Before Unite and GCAP 2015 in Melbourne, I thought I knew my game. After talks given by people such as Tim Ponting, Tim Dawson, Tony Parmenter, Steve Halliwell, Joel Styles and others, I realised that perhaps I needed to take a closer, more analytical look at what I was creating.
Tim Ponting, director of Renegade PR, spoke about generating your key messaging which helps to define your game not only to others, but—more importantly—to yourself. “Do it early,” he said then went through the five step process. So I started at step one, the brainstorming stage. What is my game about? I regurgitated onto the page all the words that fit my game. Five words later, I realised I was either not so hot at this brainstorming thing, or I had no clue what my game was about.

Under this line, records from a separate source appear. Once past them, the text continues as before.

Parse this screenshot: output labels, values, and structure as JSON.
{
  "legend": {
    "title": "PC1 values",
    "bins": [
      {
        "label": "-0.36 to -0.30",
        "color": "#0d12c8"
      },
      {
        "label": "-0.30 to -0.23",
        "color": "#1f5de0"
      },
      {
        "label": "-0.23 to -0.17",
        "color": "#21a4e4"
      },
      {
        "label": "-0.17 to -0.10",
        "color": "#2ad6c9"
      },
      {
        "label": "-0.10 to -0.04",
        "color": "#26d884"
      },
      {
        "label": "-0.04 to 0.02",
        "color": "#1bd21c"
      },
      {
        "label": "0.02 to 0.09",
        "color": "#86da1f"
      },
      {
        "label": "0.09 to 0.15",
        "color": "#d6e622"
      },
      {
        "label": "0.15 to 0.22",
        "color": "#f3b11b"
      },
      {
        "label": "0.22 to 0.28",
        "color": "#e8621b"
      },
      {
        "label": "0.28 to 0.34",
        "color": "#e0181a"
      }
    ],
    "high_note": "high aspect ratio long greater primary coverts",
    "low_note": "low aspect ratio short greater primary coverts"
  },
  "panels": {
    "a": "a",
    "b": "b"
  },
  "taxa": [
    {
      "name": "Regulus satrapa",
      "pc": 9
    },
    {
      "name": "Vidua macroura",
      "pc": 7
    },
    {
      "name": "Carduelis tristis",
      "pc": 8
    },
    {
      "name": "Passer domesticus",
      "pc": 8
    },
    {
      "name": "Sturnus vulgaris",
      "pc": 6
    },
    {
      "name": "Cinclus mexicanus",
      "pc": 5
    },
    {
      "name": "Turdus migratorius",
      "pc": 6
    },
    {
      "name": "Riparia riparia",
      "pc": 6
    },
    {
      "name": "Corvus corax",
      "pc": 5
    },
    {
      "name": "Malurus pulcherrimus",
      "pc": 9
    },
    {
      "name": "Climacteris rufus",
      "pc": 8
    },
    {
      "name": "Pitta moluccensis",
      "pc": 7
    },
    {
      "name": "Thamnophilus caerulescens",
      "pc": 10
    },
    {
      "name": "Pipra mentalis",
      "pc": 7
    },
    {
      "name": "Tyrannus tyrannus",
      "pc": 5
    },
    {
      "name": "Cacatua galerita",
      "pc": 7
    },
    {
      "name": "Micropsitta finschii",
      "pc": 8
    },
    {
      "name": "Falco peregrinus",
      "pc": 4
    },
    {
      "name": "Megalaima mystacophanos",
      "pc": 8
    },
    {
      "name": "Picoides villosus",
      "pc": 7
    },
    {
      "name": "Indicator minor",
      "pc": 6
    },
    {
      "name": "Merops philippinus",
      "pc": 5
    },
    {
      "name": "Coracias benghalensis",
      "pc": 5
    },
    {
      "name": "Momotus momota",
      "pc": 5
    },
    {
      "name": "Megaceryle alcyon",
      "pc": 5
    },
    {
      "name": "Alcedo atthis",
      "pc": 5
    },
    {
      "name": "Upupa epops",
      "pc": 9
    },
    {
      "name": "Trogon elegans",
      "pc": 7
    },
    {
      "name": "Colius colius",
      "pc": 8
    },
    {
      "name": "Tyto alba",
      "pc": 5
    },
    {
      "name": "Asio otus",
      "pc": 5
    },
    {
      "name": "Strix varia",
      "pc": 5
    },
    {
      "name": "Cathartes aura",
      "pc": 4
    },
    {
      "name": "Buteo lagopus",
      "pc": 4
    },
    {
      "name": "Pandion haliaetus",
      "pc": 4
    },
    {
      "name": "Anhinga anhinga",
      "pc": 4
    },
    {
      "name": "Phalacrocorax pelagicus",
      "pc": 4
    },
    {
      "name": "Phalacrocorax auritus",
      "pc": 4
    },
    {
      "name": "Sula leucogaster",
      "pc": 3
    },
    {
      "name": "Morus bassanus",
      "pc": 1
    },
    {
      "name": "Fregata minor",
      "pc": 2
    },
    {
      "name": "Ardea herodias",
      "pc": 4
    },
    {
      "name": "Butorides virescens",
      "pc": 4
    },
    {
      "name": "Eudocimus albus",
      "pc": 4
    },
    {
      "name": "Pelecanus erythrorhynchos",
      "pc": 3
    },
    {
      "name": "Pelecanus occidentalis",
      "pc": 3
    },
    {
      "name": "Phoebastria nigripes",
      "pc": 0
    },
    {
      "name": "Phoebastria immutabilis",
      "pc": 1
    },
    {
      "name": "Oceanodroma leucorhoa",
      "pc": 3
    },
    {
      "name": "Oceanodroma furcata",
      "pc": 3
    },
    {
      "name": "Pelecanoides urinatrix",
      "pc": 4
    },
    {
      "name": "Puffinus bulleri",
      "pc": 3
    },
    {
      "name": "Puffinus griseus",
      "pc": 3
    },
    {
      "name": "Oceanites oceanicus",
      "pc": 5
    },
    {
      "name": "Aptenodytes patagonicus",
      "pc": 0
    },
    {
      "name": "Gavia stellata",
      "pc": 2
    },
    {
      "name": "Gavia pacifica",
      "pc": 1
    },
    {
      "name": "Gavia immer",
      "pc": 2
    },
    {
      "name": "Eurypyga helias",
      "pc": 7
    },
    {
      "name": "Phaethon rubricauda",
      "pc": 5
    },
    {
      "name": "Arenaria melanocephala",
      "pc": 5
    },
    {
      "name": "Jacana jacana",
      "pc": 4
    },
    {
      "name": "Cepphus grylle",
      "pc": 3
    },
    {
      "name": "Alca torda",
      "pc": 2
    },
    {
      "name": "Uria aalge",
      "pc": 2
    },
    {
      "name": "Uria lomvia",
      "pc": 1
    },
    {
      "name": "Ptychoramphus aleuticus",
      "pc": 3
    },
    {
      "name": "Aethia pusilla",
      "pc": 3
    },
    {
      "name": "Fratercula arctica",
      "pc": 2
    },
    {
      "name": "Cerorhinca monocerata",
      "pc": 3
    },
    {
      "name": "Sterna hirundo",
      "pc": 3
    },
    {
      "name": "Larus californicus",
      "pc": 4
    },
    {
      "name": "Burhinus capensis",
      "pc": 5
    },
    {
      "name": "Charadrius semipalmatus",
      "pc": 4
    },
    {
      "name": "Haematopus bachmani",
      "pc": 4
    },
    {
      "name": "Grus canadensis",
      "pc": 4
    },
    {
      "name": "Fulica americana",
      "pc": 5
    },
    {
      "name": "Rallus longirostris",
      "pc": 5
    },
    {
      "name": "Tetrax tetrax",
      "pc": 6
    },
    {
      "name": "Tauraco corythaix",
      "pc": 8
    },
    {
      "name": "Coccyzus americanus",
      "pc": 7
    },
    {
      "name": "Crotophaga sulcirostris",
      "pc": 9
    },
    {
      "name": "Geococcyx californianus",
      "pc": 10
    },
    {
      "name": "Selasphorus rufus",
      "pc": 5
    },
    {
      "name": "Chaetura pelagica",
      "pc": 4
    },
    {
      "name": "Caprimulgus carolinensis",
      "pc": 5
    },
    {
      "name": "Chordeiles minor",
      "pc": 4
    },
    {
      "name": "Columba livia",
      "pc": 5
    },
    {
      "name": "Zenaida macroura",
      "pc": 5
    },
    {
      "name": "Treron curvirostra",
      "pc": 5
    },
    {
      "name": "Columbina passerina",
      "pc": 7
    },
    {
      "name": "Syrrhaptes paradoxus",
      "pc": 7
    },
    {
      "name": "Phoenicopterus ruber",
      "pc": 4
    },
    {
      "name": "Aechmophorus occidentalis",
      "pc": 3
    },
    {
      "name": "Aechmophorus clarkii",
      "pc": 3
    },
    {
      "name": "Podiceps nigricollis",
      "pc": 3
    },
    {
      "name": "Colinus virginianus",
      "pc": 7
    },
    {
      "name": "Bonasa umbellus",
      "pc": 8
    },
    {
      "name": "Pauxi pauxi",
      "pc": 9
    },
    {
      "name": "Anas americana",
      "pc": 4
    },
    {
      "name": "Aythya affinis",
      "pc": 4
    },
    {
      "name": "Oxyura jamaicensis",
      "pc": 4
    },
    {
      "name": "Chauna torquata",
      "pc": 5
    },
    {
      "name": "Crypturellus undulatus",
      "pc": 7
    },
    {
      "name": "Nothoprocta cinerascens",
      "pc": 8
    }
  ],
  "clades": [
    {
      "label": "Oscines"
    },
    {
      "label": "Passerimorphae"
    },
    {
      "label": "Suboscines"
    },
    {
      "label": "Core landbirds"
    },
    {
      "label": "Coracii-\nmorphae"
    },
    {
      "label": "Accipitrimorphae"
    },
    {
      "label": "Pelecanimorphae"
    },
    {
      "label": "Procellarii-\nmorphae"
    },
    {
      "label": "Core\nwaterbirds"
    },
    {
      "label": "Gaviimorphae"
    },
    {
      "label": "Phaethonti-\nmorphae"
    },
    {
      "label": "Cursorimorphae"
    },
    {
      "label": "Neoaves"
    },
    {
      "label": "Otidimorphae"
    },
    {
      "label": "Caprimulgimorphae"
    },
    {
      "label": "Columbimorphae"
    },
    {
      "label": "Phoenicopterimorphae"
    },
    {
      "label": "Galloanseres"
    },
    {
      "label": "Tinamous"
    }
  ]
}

Not willing to be defeated by the very first step, I took a break, ate one of those delectable convention cookies, had a mental snooze, and then got back to it. This time I came up with a bunch more words, but they were words that fit the game in my head, not the actual game. Tim mentioned in his talk to be careful of these kinds of words. Remove them and get to the truth.
Well, fine. I crossed out a few aspirational words on my dog-eared page, and stopped. I’m still exceptionally early in the development of my game. If these are the words that fit the game I want, then why don’t I keep the words and change the game? For this micro-indie developer, that’s a daunting task to face. But I must face it if I want this game to offer the kind of depth it’s singing out for in my heart.
Decision made. The five steps complete, the new pillars built. Time to get cracking with my clearer vision… after a minor drowning incident in a lake of chocolate.